Findige Investoren bedrohen die Sicherheit des Westens
Rupert Darwall
Seit Russland vor zwei Monaten die Ukraine angegriffen hat, haben die westlichen Regierungen auf harte Weise gelernt, wie wichtig Energie für ihre nationale Sicherheit ist. Deutschlands 20-jährige, milliardenschwere „Energiewende“ hat die deutsche Wirtschaft vollständig von russischen Erdgaslieferungen abhängig gemacht und die Reaktion auf russische Aggressionen beeinträchtigt. Der französische Präsident Emmanuel Macron sieht sich in diesem Monat einem härteren Kampf um seine Wiederwahl gegenüber, da die Energiepreise in die Höhe schießen und die alternde Flotte der Kernkraftwerke des Landes nicht ersetzt wird. Die Regierung Biden zapft die strategische Erdölreserve der USA an, um die Energiekosten zu senken, da die Inflation auf zweistellige Werte zusteuert.
Während sich der Westen mit den energiepolitischen Auswirkungen eines feindlichen chinesisch-russischen Bündnisses auseinandersetzt, hat die Lenkungsgruppe der Net-Zero Asset Owner Alliance, deren Mitglieder ein Vermögen von über 10,4 Billionen Dollar verwalten, eine Erklärung veröffentlicht, in der sie die westlichen Regierungen auffordert, die Klimaziele nicht der Energiesicherheit zu opfern. „Die Welt steuert immer noch auf einen übermäßigen Verbrauch fossiler Brennstoffe zu, der das Kohlenstoffbudget, das zur Erreichung des 1,5-Grad-Celsius-Ziels des Pariser Abkommens erforderlich ist, bei weitem überschreiten wird. Dieser Trend muss gestoppt werden“, so das von den Vereinten Nationen unterstützte Bündnis in seiner Erklärung vom 8. April, und argumentiert, dass „das Argument der nationalen Sicherheit für eine Beschleunigung des Netto-Null-Umstiegs erheblich an Gewicht gewonnen hat“.
Man könnte sich fragen, inwiefern Vermögensverwalter befugt sind, sich zu Fragen der nationalen Sicherheit zu äußern?

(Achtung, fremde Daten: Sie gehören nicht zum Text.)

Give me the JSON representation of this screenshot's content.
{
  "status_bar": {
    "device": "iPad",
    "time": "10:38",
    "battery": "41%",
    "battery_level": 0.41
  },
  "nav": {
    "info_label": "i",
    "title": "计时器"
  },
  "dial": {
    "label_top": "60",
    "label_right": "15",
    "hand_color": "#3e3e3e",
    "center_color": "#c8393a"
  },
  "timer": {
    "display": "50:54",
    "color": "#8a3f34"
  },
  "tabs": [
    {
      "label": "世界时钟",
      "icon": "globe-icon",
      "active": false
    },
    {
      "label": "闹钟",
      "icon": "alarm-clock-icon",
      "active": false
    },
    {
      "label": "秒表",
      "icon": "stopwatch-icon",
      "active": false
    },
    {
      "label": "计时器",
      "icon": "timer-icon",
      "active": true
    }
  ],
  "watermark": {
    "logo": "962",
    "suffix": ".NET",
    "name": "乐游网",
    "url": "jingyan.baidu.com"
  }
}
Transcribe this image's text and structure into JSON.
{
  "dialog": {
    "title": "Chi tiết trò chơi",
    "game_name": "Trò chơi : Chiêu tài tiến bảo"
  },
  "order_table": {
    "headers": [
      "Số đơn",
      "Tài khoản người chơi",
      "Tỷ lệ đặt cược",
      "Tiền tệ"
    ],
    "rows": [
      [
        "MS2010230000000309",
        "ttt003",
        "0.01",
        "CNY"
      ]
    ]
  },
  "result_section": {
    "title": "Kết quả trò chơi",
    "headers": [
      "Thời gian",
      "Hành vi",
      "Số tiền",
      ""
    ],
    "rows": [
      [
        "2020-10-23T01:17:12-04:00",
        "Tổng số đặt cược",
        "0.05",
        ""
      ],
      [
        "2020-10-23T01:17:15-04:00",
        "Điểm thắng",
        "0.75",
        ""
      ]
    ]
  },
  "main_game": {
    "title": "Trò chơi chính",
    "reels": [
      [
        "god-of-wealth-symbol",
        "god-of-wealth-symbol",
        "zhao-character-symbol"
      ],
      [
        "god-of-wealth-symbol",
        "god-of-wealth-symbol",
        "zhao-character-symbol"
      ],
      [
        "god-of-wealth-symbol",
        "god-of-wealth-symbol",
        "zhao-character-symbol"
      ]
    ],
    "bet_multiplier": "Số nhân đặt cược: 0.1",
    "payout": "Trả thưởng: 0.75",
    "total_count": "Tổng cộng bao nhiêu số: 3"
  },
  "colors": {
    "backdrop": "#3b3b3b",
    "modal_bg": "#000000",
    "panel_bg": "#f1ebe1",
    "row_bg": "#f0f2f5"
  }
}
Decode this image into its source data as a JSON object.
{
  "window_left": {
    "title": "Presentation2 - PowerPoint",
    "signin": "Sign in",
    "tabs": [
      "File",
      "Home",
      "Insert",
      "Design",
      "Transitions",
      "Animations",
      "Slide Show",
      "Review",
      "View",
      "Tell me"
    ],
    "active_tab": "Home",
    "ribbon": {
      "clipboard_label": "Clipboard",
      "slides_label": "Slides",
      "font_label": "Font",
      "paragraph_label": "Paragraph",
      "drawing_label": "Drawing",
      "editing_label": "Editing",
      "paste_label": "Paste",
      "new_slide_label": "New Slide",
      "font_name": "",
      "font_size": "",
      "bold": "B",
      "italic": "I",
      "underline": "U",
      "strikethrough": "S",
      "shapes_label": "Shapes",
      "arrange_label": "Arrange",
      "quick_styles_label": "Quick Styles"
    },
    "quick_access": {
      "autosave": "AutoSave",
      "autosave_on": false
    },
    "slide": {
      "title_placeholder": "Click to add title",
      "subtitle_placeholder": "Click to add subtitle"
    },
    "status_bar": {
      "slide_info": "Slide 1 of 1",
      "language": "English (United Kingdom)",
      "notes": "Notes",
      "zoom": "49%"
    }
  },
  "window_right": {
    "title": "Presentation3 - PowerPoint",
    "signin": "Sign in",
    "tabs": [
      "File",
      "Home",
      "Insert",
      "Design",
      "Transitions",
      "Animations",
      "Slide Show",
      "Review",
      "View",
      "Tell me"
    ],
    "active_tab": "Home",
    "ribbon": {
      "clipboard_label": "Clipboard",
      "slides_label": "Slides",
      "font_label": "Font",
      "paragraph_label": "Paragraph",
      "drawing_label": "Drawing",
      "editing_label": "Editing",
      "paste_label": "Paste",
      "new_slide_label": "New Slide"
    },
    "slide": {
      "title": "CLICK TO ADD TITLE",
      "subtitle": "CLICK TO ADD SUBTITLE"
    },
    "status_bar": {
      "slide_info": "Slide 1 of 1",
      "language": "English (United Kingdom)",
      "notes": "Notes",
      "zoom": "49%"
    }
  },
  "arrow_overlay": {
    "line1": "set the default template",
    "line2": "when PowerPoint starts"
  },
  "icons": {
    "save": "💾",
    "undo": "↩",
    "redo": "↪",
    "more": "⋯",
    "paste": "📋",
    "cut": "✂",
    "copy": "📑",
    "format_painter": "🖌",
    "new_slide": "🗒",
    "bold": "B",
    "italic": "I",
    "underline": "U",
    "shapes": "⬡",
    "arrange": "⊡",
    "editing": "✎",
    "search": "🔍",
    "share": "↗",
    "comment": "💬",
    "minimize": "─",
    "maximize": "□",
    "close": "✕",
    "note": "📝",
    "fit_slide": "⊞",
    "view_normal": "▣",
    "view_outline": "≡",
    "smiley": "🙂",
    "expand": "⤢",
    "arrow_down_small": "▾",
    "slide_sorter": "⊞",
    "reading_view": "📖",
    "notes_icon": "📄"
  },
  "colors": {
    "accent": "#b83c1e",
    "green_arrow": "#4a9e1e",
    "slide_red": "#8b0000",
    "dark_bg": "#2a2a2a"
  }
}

Sie haben kein Fachwissen in diesem Bereich. Es stellt sich heraus, dass auch ihr Verständnis von der Ökonomie der Energiepolitik mangelhaft ist.
Die Net-Zero Asset Owner Alliance behauptet, dass die Erschließung neuer Öl- und Gasreserven die Subventionen für fossile Brennstoffe festschreiben und die Marktverzerrungen verschärfen wird. Tatsächlich stellt die Internationale Energieagentur (IEA) in ihrem Netto-Null-Bericht 2021 fest, dass die Steuereinnahmen aus dem Einzelhandelsverkauf von Öl und Gas in den nächsten zwanzig Jahren um etwa 40 % sinken werden. „Die Bewältigung dieses Rückgangs wird eine langfristige Finanzplanung und Haushaltsreformen erfordern“, warnt die IEA. In ähnlicher Weise schätzt das britische Office of Budget Responsibility, dass die Netto-Null-Strategie zu einem Verlust von Steuereinnahmen in Höhe von 1,6 % des BIP führen wird. So viel zum Mythos der Subventionen für fossile Brennstoffe. Wenn fossile Brennstoffe stark subventioniert würden, würde ihre Abschaffung bedeuten, dass die Subventionen für fossile Brennstoffe verschwinden. Stattdessen würden die Steuereinnahmen auf Null schmelzen.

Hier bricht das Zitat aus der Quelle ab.